That-was-the-weekIn another big money Russian divorce case a woman was awarded a settlement totalling over £53 million by the High Court. Mrs Justice Eleanor King found that:

“The husband was the wealth creator, the wife the homemaker. Each contributed fully to the marriage… I am satisfied that all the family’s wealth was created during the course of the marriage.”

However, the applicant is likely to struggle to enforce the order against her former partner. The judge described the case as “a fantastic charade with the husband a shady puppet master in the background” and criticised the first respondent ex-husband for refusing to cooperate, being “elusive”, attempting to hide his assets and being in contempt of court.

A freedom of information request asked of the Ministry of Justice revealed that almost 8,000 defendants failed to appear in Welsh courts last year. A breakdown of the figures is available here, with particularly high numbers of no-shows for offences relating to theft and handling stolen goods. The figures included people accused of more serious crimes including sexual offences, violence and robbery, however.

Minister of State for Policing and Criminal Justice, Damian Green, gave a speech on making better use of magistrates.  He said:

“Four out of ten defendants sent to the crown court for sentencing received custodial sentences that could have been handed in the magistrates’ court – we need to look at why this is happening and if we need to do more to make the best use of magistrates. We need to keep the right cases in the right court if we are to have a modern justice system in a fair society.”

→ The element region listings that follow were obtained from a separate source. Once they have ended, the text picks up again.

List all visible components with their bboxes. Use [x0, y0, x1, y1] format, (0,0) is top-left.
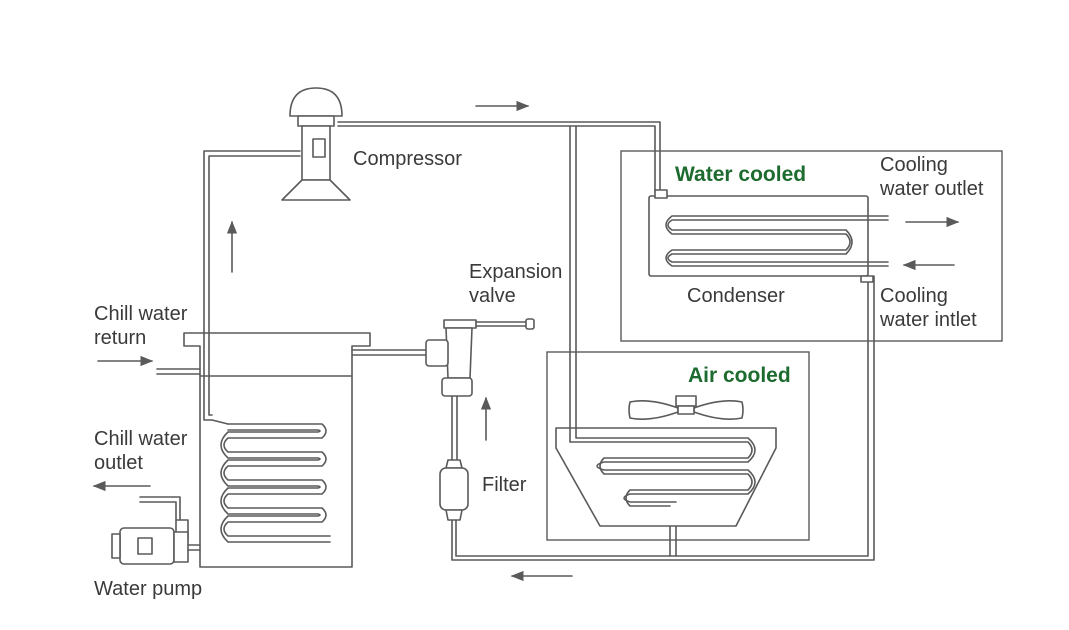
expansion-valve-label: Expansion valve [469, 261, 563, 307]
water-cooled-section [620, 150, 1003, 342]
cooling-water-outlet-label: Cooling water outlet [880, 154, 984, 200]
compressor-label: Compressor [353, 148, 462, 170]
refrigerant-piping [203, 121, 875, 561]
compressor [281, 87, 351, 201]
air-cooled-title: Air cooled [688, 364, 791, 387]
air-cooled-section [546, 351, 810, 541]
condenser-label: Condenser [687, 285, 785, 307]
water-pump [111, 496, 201, 565]
fan-icon [628, 395, 744, 420]
filter-drier [439, 459, 469, 521]
filter-label: Filter [482, 474, 527, 496]
chill-water-return-pipe [156, 368, 201, 375]
chill-water-return-label: Chill water return [94, 303, 188, 349]
evaporator-tank [183, 332, 371, 568]
chill-water-outlet-label: Chill water outlet [94, 428, 188, 474]
expansion-valve [425, 318, 535, 397]
flow-arrows [92, 100, 960, 582]
water-cooled-title: Water cooled [675, 163, 807, 186]
cooling-water-inlet-label: Cooling water intlet [880, 285, 977, 331]
water-pump-label: Water pump [94, 578, 203, 600]
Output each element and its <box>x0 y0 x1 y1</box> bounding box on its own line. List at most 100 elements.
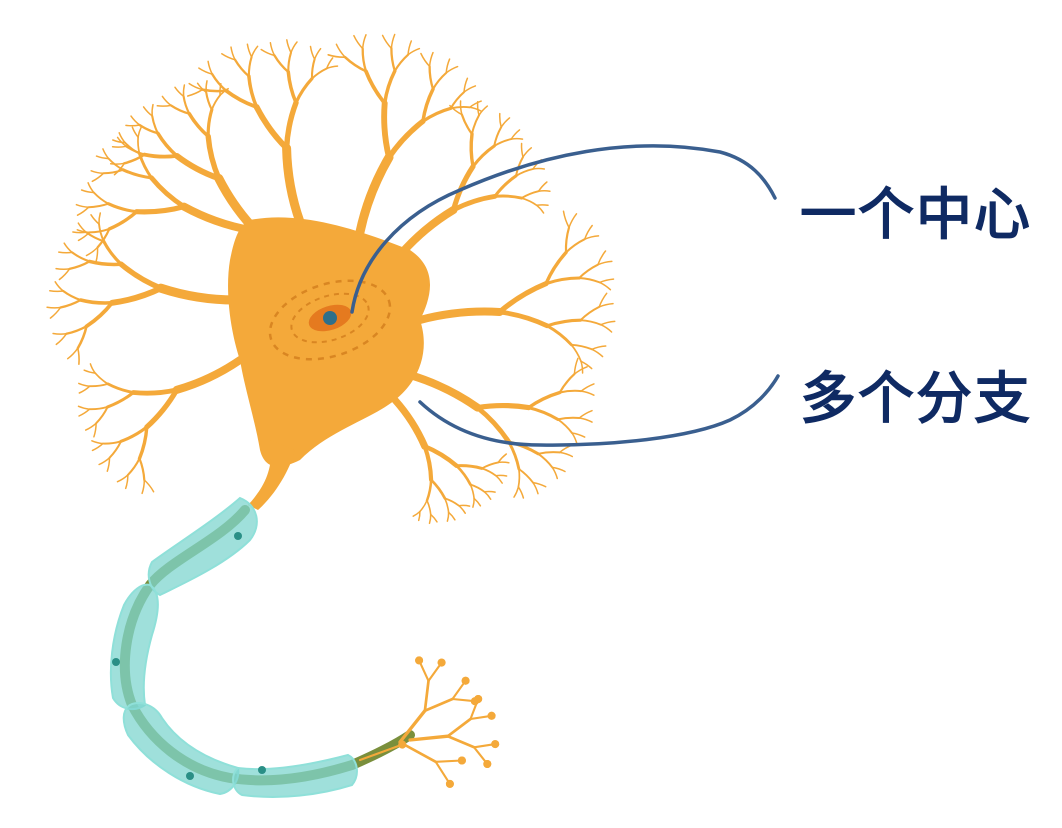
annotation-line-branches <box>420 376 778 445</box>
dendrite-branch <box>140 459 145 481</box>
dendrite-branch <box>600 282 611 289</box>
dendrite-branch <box>592 349 603 356</box>
dendrite-branch <box>158 133 177 156</box>
dendrite-branch <box>90 384 108 386</box>
dendrite-branch <box>498 454 506 462</box>
dendrite-branch <box>188 90 203 96</box>
dendrite-branch <box>103 149 109 159</box>
dendrite-branch <box>482 462 498 468</box>
dendrite-branch <box>212 74 226 91</box>
dendrite-branch <box>431 514 437 522</box>
dendrite-branch <box>484 492 495 493</box>
synaptic-knob <box>488 712 496 720</box>
dendrite-branch <box>81 300 113 303</box>
dendrite-branch <box>473 146 494 167</box>
dendrite-branch <box>496 476 502 483</box>
dendrite-branch <box>88 183 94 193</box>
axon-terminal-branch <box>448 719 471 736</box>
dendrite-branch <box>564 211 570 227</box>
dendrite-branch <box>581 361 583 373</box>
dendrite-branch <box>138 137 140 154</box>
dendrite-branch <box>157 105 171 106</box>
synaptic-knob <box>415 656 423 664</box>
dendrite-branch <box>581 320 601 325</box>
dendrite-branch <box>423 108 451 121</box>
dendrite-branch <box>546 278 579 284</box>
dendrite-branch <box>558 418 579 420</box>
dendrite-branch <box>86 423 96 430</box>
dendrite-branch <box>363 49 366 72</box>
dendrite-branch <box>472 115 479 134</box>
synaptic-knob <box>491 740 499 748</box>
dendrite-branch <box>78 348 79 364</box>
dendrite-branch <box>89 204 109 208</box>
dendrite-branch <box>92 173 103 181</box>
synaptic-knob <box>474 695 482 703</box>
dendrite-branch <box>395 400 425 446</box>
dendrite-branch <box>118 475 128 482</box>
dendrite-branch <box>421 54 430 67</box>
dendrite-branch <box>189 114 208 137</box>
dendrite-branch <box>55 282 63 291</box>
dendrite-branch <box>430 66 433 89</box>
dendrite-branch <box>484 492 490 499</box>
dendrite-branch <box>144 107 153 116</box>
dendrite-branch <box>336 44 345 57</box>
dendrite-branch <box>128 459 140 475</box>
dendrite-branch <box>91 171 103 174</box>
dendrite-branch <box>70 261 90 269</box>
dendrite-branch <box>470 101 481 107</box>
dendrite-branch <box>547 326 571 345</box>
dendrite-branch <box>495 176 516 197</box>
myelin-sheaths <box>111 498 357 797</box>
axon-terminal-branch <box>405 745 436 762</box>
dendrite-branch <box>537 205 544 213</box>
dendrite-branch <box>64 243 72 252</box>
dendrite-branch <box>144 480 153 492</box>
dendrite-branch <box>529 393 560 408</box>
dendrite-branch <box>133 390 176 393</box>
dendrite-branch <box>93 444 103 451</box>
dendrite-branch <box>566 239 585 252</box>
dendrite-branch <box>579 411 592 418</box>
dendrite-branch <box>59 252 72 253</box>
dendrite-branch <box>76 205 88 208</box>
axon-terminal-branch <box>410 736 448 740</box>
dendrite-branch <box>79 406 90 409</box>
dendrite-branch <box>511 130 519 139</box>
dendrite-branch <box>152 105 153 116</box>
dendrite-branch <box>581 384 594 391</box>
dendrite-branch <box>288 53 291 72</box>
dendrite-branch <box>451 92 464 108</box>
nucleolus <box>323 311 337 325</box>
dendrite-branch <box>571 345 581 362</box>
dendrite-branch <box>529 408 558 420</box>
dendrite-branch <box>425 446 431 480</box>
dendrite-branch <box>383 35 392 48</box>
axon-terminals <box>360 656 499 788</box>
dendrite-branch <box>518 487 523 498</box>
dendrite-branch <box>92 441 103 444</box>
dendrite-branch <box>90 407 108 409</box>
dendrite-branch <box>538 454 552 468</box>
dendrite-branch <box>360 157 389 232</box>
dendrite-branch <box>498 462 509 463</box>
dendrite-branch <box>257 107 287 148</box>
dendrite-branch <box>275 56 289 73</box>
dendrite-branch <box>79 383 90 386</box>
dendrite-branch <box>311 47 315 60</box>
dendrite-branch <box>53 334 66 335</box>
dendrite-branch <box>50 291 63 292</box>
dendrite-branch <box>121 264 161 288</box>
dendrite-branch <box>56 269 69 270</box>
label-many-branches: 多个分支 <box>800 372 1032 428</box>
synaptic-knob <box>446 780 454 788</box>
dendrite-branch <box>581 391 594 395</box>
dendrite-branch <box>231 47 235 60</box>
dendrite-branch <box>79 232 90 240</box>
dendrite-branch <box>121 427 147 441</box>
dendrite-branch <box>518 469 519 487</box>
dendrite-branch <box>131 116 140 125</box>
dendrite-branch <box>408 49 419 55</box>
dendrite-branch <box>132 127 138 137</box>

Speculation of what this (and the accompanying video) could mean is running rife. This action plan comes under the umbrella of the “making the criminal justice system more efficient” policy, which includes the reforms initially outlined in this consultation paper last year.

A judicial review of the decision to re-inter the remains of Richard III in Leicester was given permission to proceed. The Plantagenet Alliance, distant relatives of the long-dead king, claim his wish was to be buried in York Minster. Mr Justice Haddon-Cave stated:

“The archaeological discovery of the mortal remains of a former King of England after 500 years is without precedent.

In my judgment, it is plainly arguable that there was a duty at common law to consult widely as to how and where Richard III’s remains should appropriately be re-interred.”

 He also issued a stern warning to the parties to “avoid embarking on the legal Wars of the Roses part 2” through an “unseemly, undignified and unedifying” legal scuffle.